Transcriptomic insights into pseudorabies virus suppressed cell death pathways in neuroblastoma cells

Abstract

Pseudorabies virus (PRV) exhibits a complex interplay of host-pathogen interactions, primarily by modulating host cell death pathways to optimize its replication and spread in Neuro-2a cells. Using high-throughput RNA sequencing, we identified 2,382 upregulated differentially expressed genes (DEGs) and 3,998 downregulated DEGs, indicating a intricate interaction between viral pathogenesis and host cellular responses. This research offers valuable insights into the molecular processes involved in PRV infection, highlighting the substantial inhibition of crucial cell death pathways in Neuro-2a cells, including necroptosis, pyroptosis, autophagy, ferroptosis, and cuproptosis. Cells infected with PRV exhibit decreased expression of genes critical in these pathways, potentially as a mechanism to avoid host immune reactions and ensure cell survival to support ongoing viral replication. This extensive inhibition of apoptosis and metabolic alterations highlights the sophisticated tactics utilized by PRV, enhancing our comprehension of herpesvirus biology and the feasibility of creating specific antiviral treatments. This research contributes to our understanding of how viruses manipulate host cell death and presents potential opportunities for therapeutic interventions to disrupt the virus's lifecycle.

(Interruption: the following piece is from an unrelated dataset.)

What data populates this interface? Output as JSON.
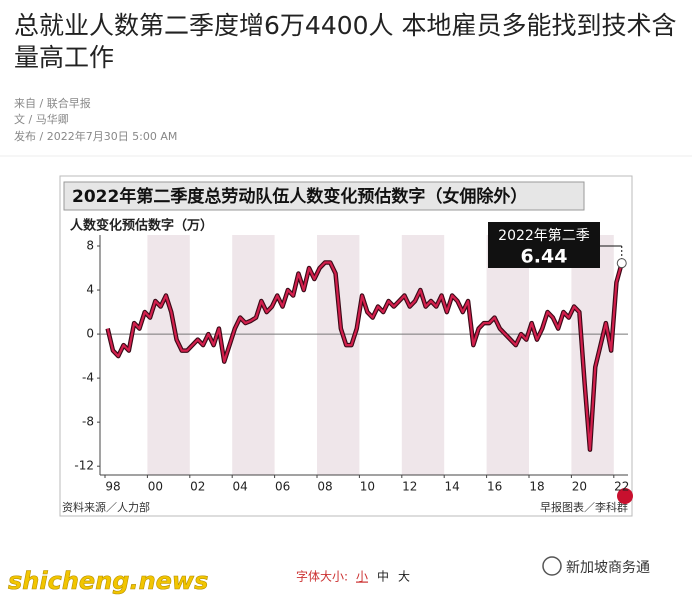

Keywords: Neuro-2a cells; cell death; inflammatory; pseudorabies virus; transcriptomics.

Figure 1

Changes in differential gene expression in Neuro-2a at 48 h.p.i. after PRV infection. (A) Volcano plots showing fold changes and adjusted p-values for genes differentially expressed between unstimulated (mock) and PRV-stimulated Neuro-2a. (B) The upregulated/downregulated and the total number of DEGs (≥2 FC, p < 0.05) between unstimulated (mock) and PRV-stimulated PAMs in the transcriptomic data at 6, 12, and 24 h, respectively. (C) The principal component analysis (PCA). (D) GO analysis of the genes with expression changes for the integrated data of the three time points. (E) KEGG analysis of the genes with expression changes at 48 h.p.i. and the integrated data.

Figure 2

DEGs in Neuro-2a after in vitro PRV-specific stimulation reveal concomitant necroptosis, pyroptosis, and autophagy responses. (A–C) Heatmap analysis of PRV DEGs for necroptosis, pyroptosis, and autophagy post-PRV infection.

Figure 3

DEGs in Neuro-2a after in vitro PRV-specific stimulation reveal concomitant disulfidptosis, ferroptosis, and cuproptosis responses. (A–C) Heatmap analysis of PRV DEGs for disulfidptosis, ferroptosis, and cuproptosis post-PRV infection.

Figure 4

Effect of PRV infection on the transcription of anti-viral factors, cytokines, chemokines, and inflammatory associated genes in PRV infected PAMs. (A) Heatmap analysis of PRV DEGs for inflammation post-PRV infection. (B) Heatmap analysis of PRV DEGs for cytokines and chemokines post-PRV infection.

Figure 5

Molecular markers associated with PRV immunopathology based on machine learning methods. (A) Least absolute shrinkage and selection operator (LASSO) regression with 10-fold cross-validation was used to reduce the dimension of the grouping characteristics. (B) PPI network of the molecular markers including PDIA4, COPA, POLR2C, DZIP3, TM9SF4, and EXT2. (C–H) The molecular markers including PDIA4, COPA, POLR2C, DZIP3, TM9SF4, and EXT2 were significantly downregulated in PRV-infected cells than in mock-infected cells. A significance threshold of *p<0.05 was used to determine statistical significance, with more stringent levels indicated by **p<0.01 and ***p<0.001, signifying very significant and highly significant outcomes, respectively.